Un moteur se fit entendre et Fred jeta du thé dans deux autres seaux, ajouta de l’eau bouillante et se posta sur le seuil. Le véhicule s’arrêta et un homme vint chercher les provisions. Puis la camionnette s’éloigna en rugissant. Le cuisinier se rassit et bourra sa pipe.

— Est-ce que les Frères ont tiré des coups de feu dans leur camp ? demanda Bony d’un ton décontracté.

— J’crois pas. J’en ai jamais entendu.
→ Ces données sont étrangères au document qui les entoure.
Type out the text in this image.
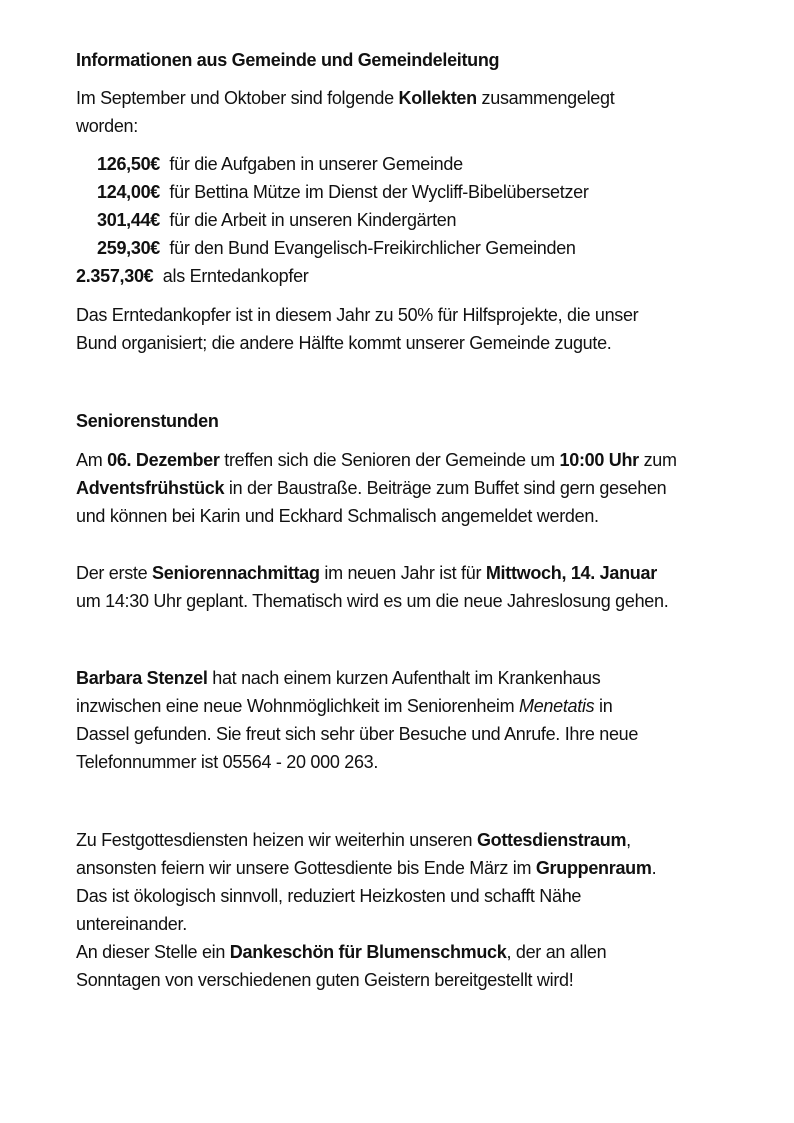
Informationen aus Gemeinde und Gemeindeleitung
Im September und Oktober sind folgende Kollekten zusammengelegt
worden:
126,50€ für die Aufgaben in unserer Gemeinde
124,00€ für Bettina Mütze im Dienst der Wycliff-Bibelübersetzer
301,44€ für die Arbeit in unseren Kindergärten
259,30€ für den Bund Evangelisch-Freikirchlicher Gemeinden
2.357,30€ als Erntedankopfer
Das Erntedankopfer ist in diesem Jahr zu 50% für Hilfsprojekte, die unser
Bund organisiert; die andere Hälfte kommt unserer Gemeinde zugute.
Seniorenstunden
Am 06. Dezember treffen sich die Senioren der Gemeinde um 10:00 Uhr zum
Adventsfrühstück in der Baustraße. Beiträge zum Buffet sind gern gesehen
und können bei Karin und Eckhard Schmalisch angemeldet werden.
Der erste Seniorennachmittag im neuen Jahr ist für Mittwoch, 14. Januar
um 14:30 Uhr geplant. Thematisch wird es um die neue Jahreslosung gehen.
Barbara Stenzel hat nach einem kurzen Aufenthalt im Krankenhaus
inzwischen eine neue Wohnmöglichkeit im Seniorenheim Menetatis in
Dassel gefunden. Sie freut sich sehr über Besuche und Anrufe. Ihre neue
Telefonnummer ist 05564 - 20 000 263.
Zu Festgottesdiensten heizen wir weiterhin unseren Gottesdienstraum,
ansonsten feiern wir unsere Gottesdiente bis Ende März im Gruppenraum.
Das ist ökologisch sinnvoll, reduziert Heizkosten und schafft Nähe
untereinander.
An dieser Stelle ein Dankeschön für Blumenschmuck, der an allen
Sonntagen von verschiedenen guten Geistern bereitgestellt wird!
Les trimardeurs ont rarement des fusils. Y a déjà assez de trucs à trimbaler sans ça. Mais ils ont des cannes à pêche. C’est pratique. Les seules fois où j’avais un fusil, c’est quand je poussais un vélo. On peut mettre un sacré chargement sur un vélo, vous savez. Je connaissais un type qui en avait un sans pédales.

— En tout cas, personne ne va pouvoir pêcher pendant un bon moment, à en juger d’après l’aspect du fleuve.

— Ça, c’est sûr, inspecteur. Mais quand les eaux vont baisser et que les coudes vont s’assécher, l’eau qui restera dans les bras morts va devenir plus limpide et les poissons ne demanderont qu’à mordre. Un jour, j’ai attrapé une perche de douze kilos dans un bras mort. Et Petersen est arrivé et on a mangé du poisson pendant une semaine. Je mourais d’envie de manger du mouton et j’ai pris un boulot de cuisinier à Netley.

Bony s’intéressa aux poissons pendant plusieurs minutes avant de ramener la conversation sur Petersen.

— Quel âge il a ? Oh ! à peu près la soixantaine. Il est moins vieux qu’il le paraît. C’est un assez bon forgeron. Il pourrait trouver du travail n’importe quand, n’importe où, mais ça fait dix ans qu’il est sur la route. C’est un vieil imbécile, mais tout c’qu’y a de plus brave. À une époque, il savait se défendre. J’ai entendu dire qu’il avait un revolver. J’l’ai jamais vu, mais des types m’ont dit qu’il en avait un. Il voyage toujours seul et c’est pas prudent, alors une arme peut être utile. Vous avez des individus plutôt coriaces le long de ce fleuve pendant la tonte.

— Des gens du coin ?

— Du coin ? Mince alors, non, les gens du coin sont corrects ! Pas comme les types des villes qui vont de hangar en hangar. Bien sûr, y a des coriaces qu’on pourrait qualifier de gens du coin, mais ils sont pas vraiment mauvais. La tonte étant tout juste terminée, ça pourrait être un vagabond de la ville qui a rectifié Lush.